It's not
easy for me to get close to people. I have tons of friends (1,091
according to Facebook), but only a handful of people that I feel
truly connected to. Whether I was simply born an introvert or moulded
by a childhood of constant movement is up for debate. At the end of
the day, the root doesn't matter as much as the fruit.
I don't
remember how I met Amanda. Meeting people isn't so cut and dry when
you live in a town that is so small that someone can scarcely sneeze
without a collective “bless you”. I sold her vegetables at my
job, she kept me caffeinated at hers, and eventually we ended up on
her porch, sipping peppermint tea and watching Mount Wantastiquet
sink deeper and deeper into the darkness.
Our
friendship sprouted quickly out of a fertile compost of devastating
breakups and de-railed plans, and thrived from a mutual desire to
grow and move forward as better people. Her cat, Luna, wove between
our legs and traversed the thin railing to headbutt the tomato plants
as we shared stories from the past and sketched outlines for the
future. It was on that rickety porch, with our ankles hanging over
the train tracks, that our friendship ripened.
A few years
later, I found myself wading through a particularly messy breakup
with a live-in partner. Even before he left, the home felt vacant.

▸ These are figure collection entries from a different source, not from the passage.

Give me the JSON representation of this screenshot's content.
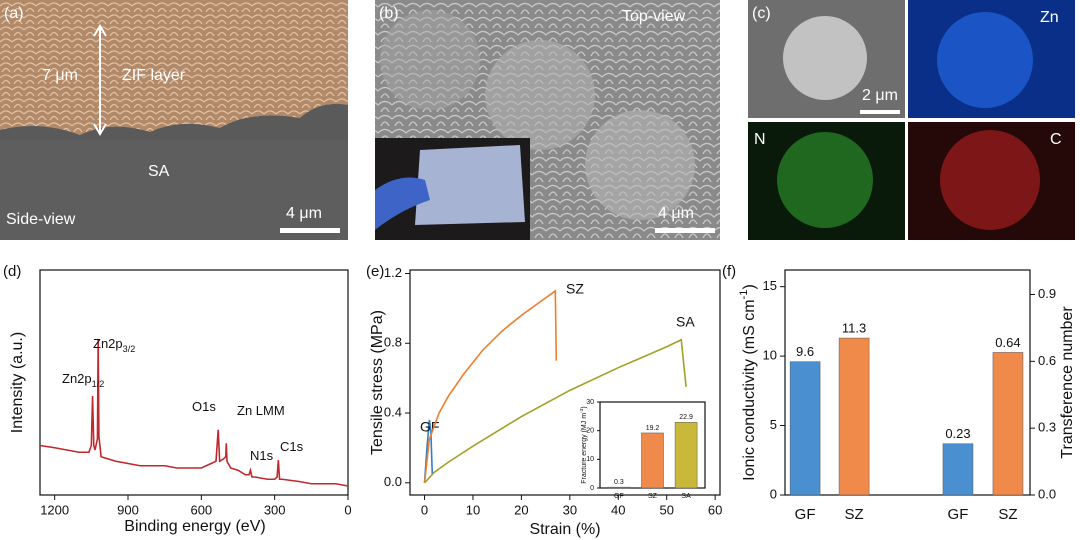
{
  "panels": [
    {
      "label": "(a)",
      "texts": [
        "7 μm",
        "ZIF layer",
        "SA",
        "Side-view",
        "4 μm"
      ]
    },
    {
      "label": "(b)",
      "texts": [
        "Top-view",
        "4 μm"
      ]
    },
    {
      "label": "(c)",
      "texts": [
        "2 μm",
        "Zn",
        "N",
        "C"
      ]
    }
  ],
  "chart_data": [
    {
      "type": "line",
      "panel": "(d)",
      "xlabel": "Binding energy (eV)",
      "ylabel": "Intensity (a.u.)",
      "color": "#c0282d",
      "xlim": [
        1260,
        0
      ],
      "xticks": [
        1200,
        900,
        600,
        300,
        0
      ],
      "ylim": [
        0,
        100
      ],
      "x": [
        1260,
        1200,
        1150,
        1100,
        1060,
        1050,
        1045,
        1040,
        1035,
        1025,
        1022,
        1019,
        1010,
        980,
        950,
        900,
        850,
        800,
        750,
        700,
        650,
        600,
        560,
        540,
        531,
        525,
        510,
        500,
        498,
        495,
        480,
        450,
        420,
        405,
        399,
        393,
        380,
        330,
        300,
        290,
        285,
        280,
        270,
        200,
        150,
        100,
        50,
        0
      ],
      "values": [
        22,
        21,
        20,
        19,
        19,
        22,
        44,
        22,
        20,
        25,
        69,
        26,
        17,
        16,
        15,
        14,
        13,
        13,
        13,
        12,
        12,
        12,
        14,
        15,
        29,
        15,
        16,
        17,
        23,
        15,
        12,
        11,
        9,
        9,
        11,
        8,
        8,
        7,
        7,
        8,
        15.5,
        7,
        7,
        6,
        5,
        5,
        5,
        4
      ],
      "annotations": [
        {
          "text": "Zn2p",
          "sub": "1/2"
        },
        {
          "text": "Zn2p",
          "sub": "3/2"
        },
        {
          "text": "O1s"
        },
        {
          "text": "Zn LMM"
        },
        {
          "text": "N1s"
        },
        {
          "text": "C1s"
        }
      ]
    },
    {
      "type": "line",
      "panel": "(e)",
      "xlabel": "Strain (%)",
      "ylabel": "Tensile stress (MPa)",
      "xlim": [
        -3,
        61
      ],
      "xticks": [
        0,
        10,
        20,
        30,
        40,
        50,
        60
      ],
      "ylim": [
        -0.07,
        1.22
      ],
      "yticks": [
        {
          "value": 0,
          "label": "0.0"
        },
        0.4,
        0.8,
        1.2
      ],
      "series": [
        {
          "name": "GF",
          "color": "#2f7fc4",
          "x": [
            0,
            0.5,
            1,
            1.3,
            1.6
          ],
          "values": [
            0,
            0.2,
            0.36,
            0.3,
            0.05
          ]
        },
        {
          "name": "SZ",
          "color": "#ee7d2c",
          "x": [
            0,
            1,
            3,
            5,
            8,
            12,
            16,
            20,
            24,
            27,
            27.2
          ],
          "values": [
            0,
            0.25,
            0.4,
            0.5,
            0.62,
            0.76,
            0.87,
            0.96,
            1.04,
            1.1,
            0.7
          ]
        },
        {
          "name": "SA",
          "color": "#a3a026",
          "x": [
            0,
            2,
            5,
            10,
            20,
            30,
            40,
            50,
            53,
            54
          ],
          "values": [
            0,
            0.06,
            0.12,
            0.21,
            0.38,
            0.53,
            0.66,
            0.78,
            0.82,
            0.55
          ]
        }
      ]
    },
    {
      "type": "bar",
      "ylabel": {
        "text": "Fracture energy (MJ m",
        "sup": "-3",
        "tail": ")"
      },
      "categories": [
        "GF",
        "SZ",
        "SA"
      ],
      "values": [
        0.3,
        19.2,
        22.9
      ],
      "colors": [
        "#4a8fd0",
        "#f08a4b",
        "#c9b83a"
      ],
      "ylim": [
        0,
        30
      ],
      "yticks": [
        0,
        10,
        20,
        30
      ]
    },
    {
      "type": "bar",
      "panel": "(f)",
      "ylabel": {
        "text": "Ionic conductivity (mS cm",
        "sup": "-1",
        "tail": ")"
      },
      "y2label": "Transference number",
      "categories": [
        "GF",
        "SZ",
        "GF",
        "SZ"
      ],
      "ylim": [
        0,
        16.2
      ],
      "yticks": [
        0,
        5,
        10,
        15
      ],
      "y2lim": [
        0,
        1.01
      ],
      "y2ticks": [
        {
          "value": 0,
          "label": "0.0"
        },
        0.3,
        0.6,
        0.9
      ],
      "series": [
        {
          "colors": [
            "#4a8fd0",
            "#f08a4b",
            null,
            null
          ],
          "values": [
            9.6,
            11.3,
            null,
            null
          ]
        },
        {
          "axis": "y2",
          "colors": [
            null,
            null,
            "#4a8fd0",
            "#f08a4b"
          ],
          "values": [
            null,
            null,
            0.23,
            0.64
          ]
        }
      ]
    }
  ]
}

Amanda called me from her new home in Chicago, and let me cry in her
ear for an hour-- a release I desperately needed.
“Say the
word and I'm there”, she offered.
“Yes,
please,” I begged.
A few days
later she was at my front door with a years worth of hugs, a handful
of wild flowers, and an all-encompassing comfort that only a
perennial friend can bring. We seeded, weeded, watered, and tended.
Now it's time for the harvest, and it is nourishing.